In the cases presented, utilizing this anterior surgical hip dislocation allowed preservation of the blood supply, which was confirmed intraoperatively, while providing full visualization of the femoral head. Obtaining full visualization of the femoral head allows greater accuracy in the placement of the donor graft and provides a more universal appreciation of articular conformity. During an OATS procedure, accurate placement of the autograft is essential, as chondrocyte loss can occur if the plug is placed slightly prominent, increasing the amount of shear at the interface between the donor plug and the recipient cartilage [23, 24]. Thus, utilization of a surgical hip dislocation during this procedure not only limits the risk of future avascular necrosis, but also provides increased accuracy during autograft placement.
Clinically, both patients are doing very well after their procedure, have no pain, full range of motion, and are able to ambulate independently without assistance and with good mechanics. Follow-up MRI studies have demonstrated good autograft incorporation with maintenance of articular surface conformity, and no significant complications have been noted at greater than 1 year follow-up and greater than 5 years of follow-up, respectively.
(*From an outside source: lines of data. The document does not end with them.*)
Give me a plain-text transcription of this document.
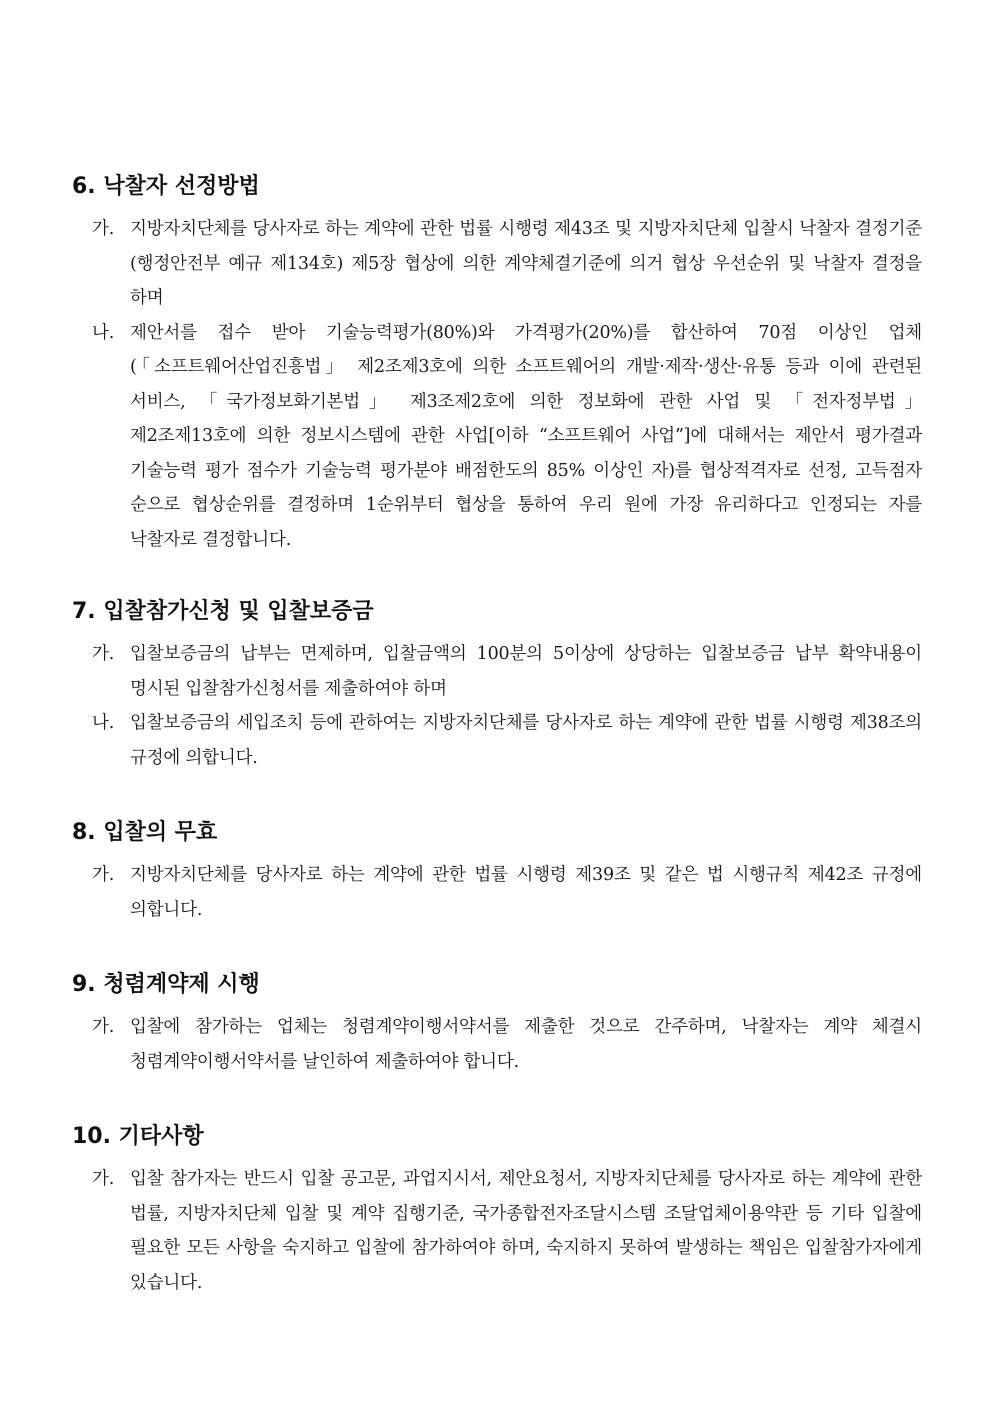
6. 낙찰자 선정방법
가. 지방자치단체를 당사자로 하는 계약에 관한 법률 시행령 제43조 및 지방자치단체 입찰시 낙찰자 결정기준(행정안전부 예규 제134호) 제5장 협상에 의한 계약체결기준에 의거 협상 우선순위 및 낙찰자 결정을 하며
나. 제안서를 접수 받아 기술능력평가(80%)와 가격평가(20%)를 합산하여 70점 이상인 업체(「소프트웨어산업진흥법」 제2조제3호에 의한 소프트웨어의 개발·제작·생산·유통 등과 이에 관련된 서비스, 「국가정보화기본법」 제3조제2호에 의한 정보화에 관한 사업 및 「전자정부법」 제2조제13호에 의한 정보시스템에 관한 사업[이하 “소프트웨어 사업”]에 대해서는 제안서 평가결과 기술능력 평가 점수가 기술능력 평가분야 배점한도의 85% 이상인 자)를 협상적격자로 선정, 고득점자 순으로 협상순위를 결정하며 1순위부터 협상을 통하여 우리 원에 가장 유리하다고 인정되는 자를 낙찰자로 결정합니다.
7. 입찰참가신청 및 입찰보증금
가. 입찰보증금의 납부는 면제하며, 입찰금액의 100분의 5이상에 상당하는 입찰보증금 납부 확약내용이 명시된 입찰참가신청서를 제출하여야 하며
나. 입찰보증금의 세입조치 등에 관하여는 지방자치단체를 당사자로 하는 계약에 관한 법률 시행령 제38조의 규정에 의합니다.
8. 입찰의 무효
가. 지방자치단체를 당사자로 하는 계약에 관한 법률 시행령 제39조 및 같은 법 시행규칙 제42조 규정에 의합니다.
9. 청렴계약제 시행
가. 입찰에 참가하는 업체는 청렴계약이행서약서를 제출한 것으로 간주하며, 낙찰자는 계약 체결시 청렴계약이행서약서를 날인하여 제출하여야 합니다.
10. 기타사항
가. 입찰 참가자는 반드시 입찰 공고문, 과업지시서, 제안요청서, 지방자치단체를 당사자로 하는 계약에 관한 법률, 지방자치단체 입찰 및 계약 집행기준, 국가종합전자조달시스템 조달업체이용약관 등 기타 입찰에 필요한 모든 사항을 숙지하고 입찰에 참가하여야 하며, 숙지하지 못하여 발생하는 책임은 입찰참가자에게 있습니다.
In our opinion, treatment of osteochondral defects in the femoral head surface using a surgical dislocation combined with an OATS procedure is a promising approach, as full exposure of the femoral head can be obtained while preserving the vasculature to the femoral head, thus enabling adequate restoration of the articular cartilage surface. Future studies of a larger series of patients will further evaluate the effectiveness of this technique for traumatic osteochondral injury of the femoral head.
We would like to thank both Dr. Gregory R. Saboiero and Dr. Eric Bogner for their assistance in reviewing and preparing the images provided in this manuscript.
One author receives royalties from DePuy, Inc. (RLB), and one author is a paid consultant for Pivot Medical, Inc. (BTK). No other financial support was received for this study.
This report has received approval from the Institutional Review Board at the Hospital for Special Surgery.